Table $$\PageIndex{1}$$: Elements of $$S_{3}$$

 $$i =\left( \begin{array}{ccc} 1 & 2 & 3 \\ 1 & 2 & 3 \\ \end{array} \right)$$ $$r_1=\left( \begin{array}{ccc} 1 & 2 & 3 \\ 2 & 3 & 1 \\ \end{array} \right)$$ $$r_2=\left( \begin{array}{ccc} 1 & 2 & 3 \\ 3 & 1 & 2 \\ \end{array} \right)$$ $$f_1=\left( \begin{array}{ccc} 1 & 2 & 3 \\ 1 & 3 & 2 \\ \end{array} \right)$$ $$f_2=\left( \begin{array}{ccc} 1 & 2 & 3 \\ 3 & 2 & 1 \\ \end{array} \right)$$ $$f_3=\left( \begin{array}{ccc} 1 & 2 & 3 \\ 2 & 1 & 3 \\ \end{array} \right)$$

The operation that will give $$\left\{i,r_1,r_2,f_1,f_2,f_3\right\}$$ a group structure is function composition. Consider the “product” $$r_1\circ f_3\text{:}$$

\begin{equation*} \begin{array}{c} r_1\circ f_3(1) =r_1\left(f_3(1)\right)= r_1(2)=3 \\ r_1\circ f_3(2)=r_1\left(f_3(2)\right)= r_1(1)= 2 \\ r_1\circ f_3(3)=r_1\left(f_3(3)\right)= r_1(3)= 1\\ \end{array}\text{.} \end{equation*}

The images of 1, 2, and 3 under $$r_1\circ f_3$$ and $$f_2$$ are identical. Thus, by the definition of equality for functions, we can say $$r_1\circ f_3=f_2$$ . The complete table for the operation of function composition is given in Table $$\PageIndex{2}$$.

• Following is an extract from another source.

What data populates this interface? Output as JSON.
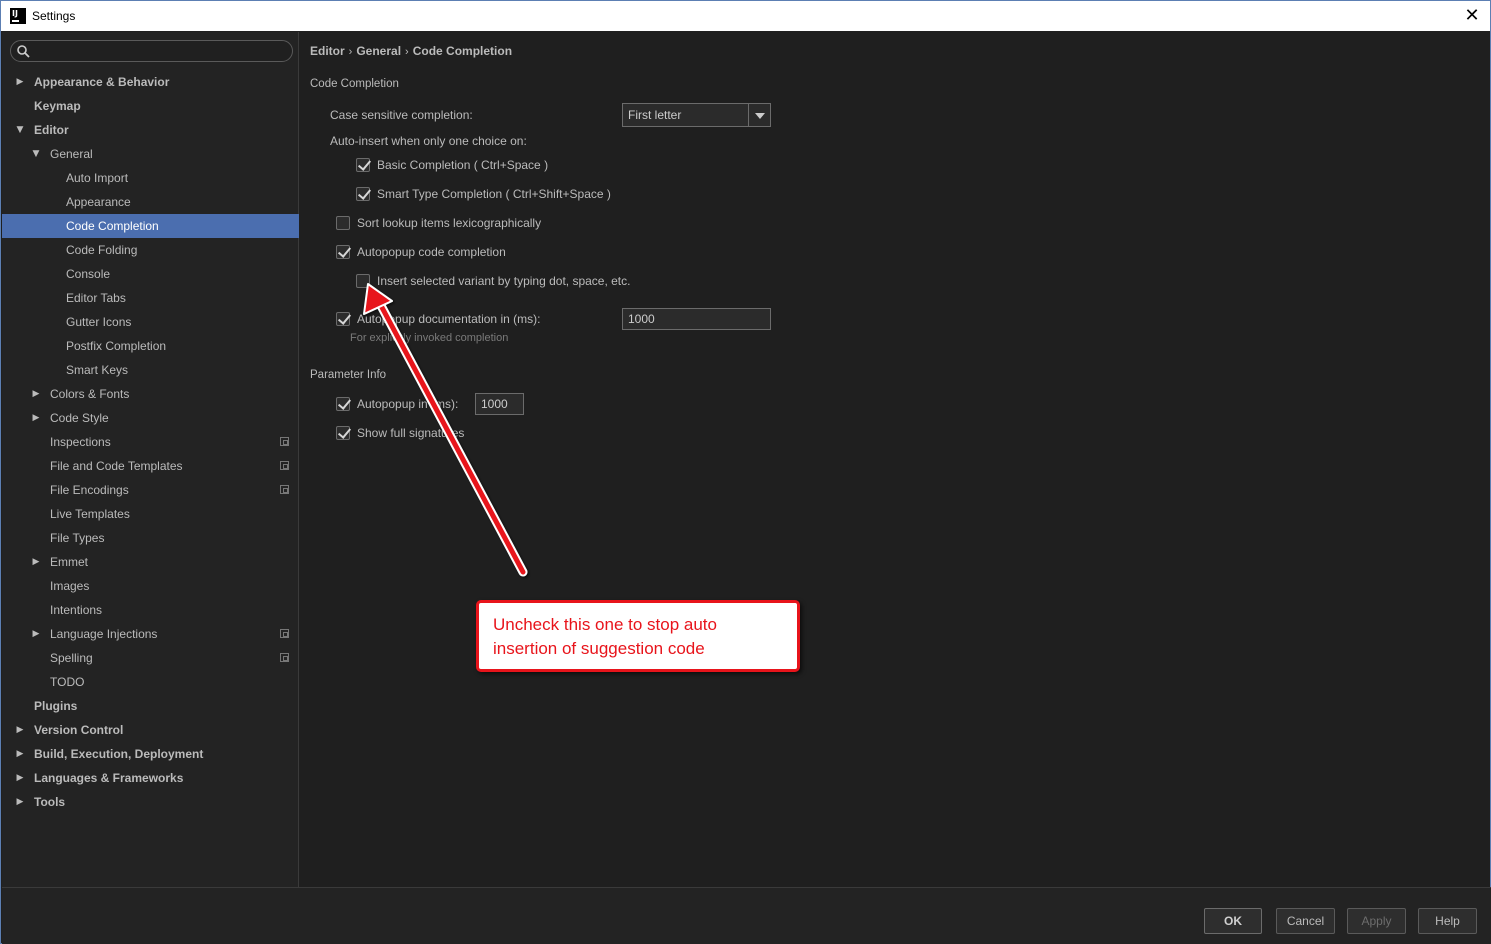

Table $$\PageIndex{2}$$: Operation Table for $$S_{3}$$

$$\begin{array}{c|cccccc} \circ & i &r_1 & r_2 & f_1 & f_2 & f_3 \\ \hline i & i &r_1 & r_2 & f_1 & f_2 & f_3 \\ r_1 & r_1 &r_2 & i & f_3 & f_1 & f_2 \\ r_2 & r_2 &i & r_1 & f_2 & f_3 & f_1 \\ f_1 & f_1 & f_2 & f_3 & i & r_1 & r_2 \\ f_2 & f_2 &f_3 & f_1 & r_2 & i & r_1 \\ f_3 & f_3 & f_1 & f_2 & r_1 & r_2 & i \\ \end{array}$$

List $$\PageIndex{1}$$

We don't even need the table to verify that we have a group. Based on the following observations, the set of all permutations on any finite set will be a group.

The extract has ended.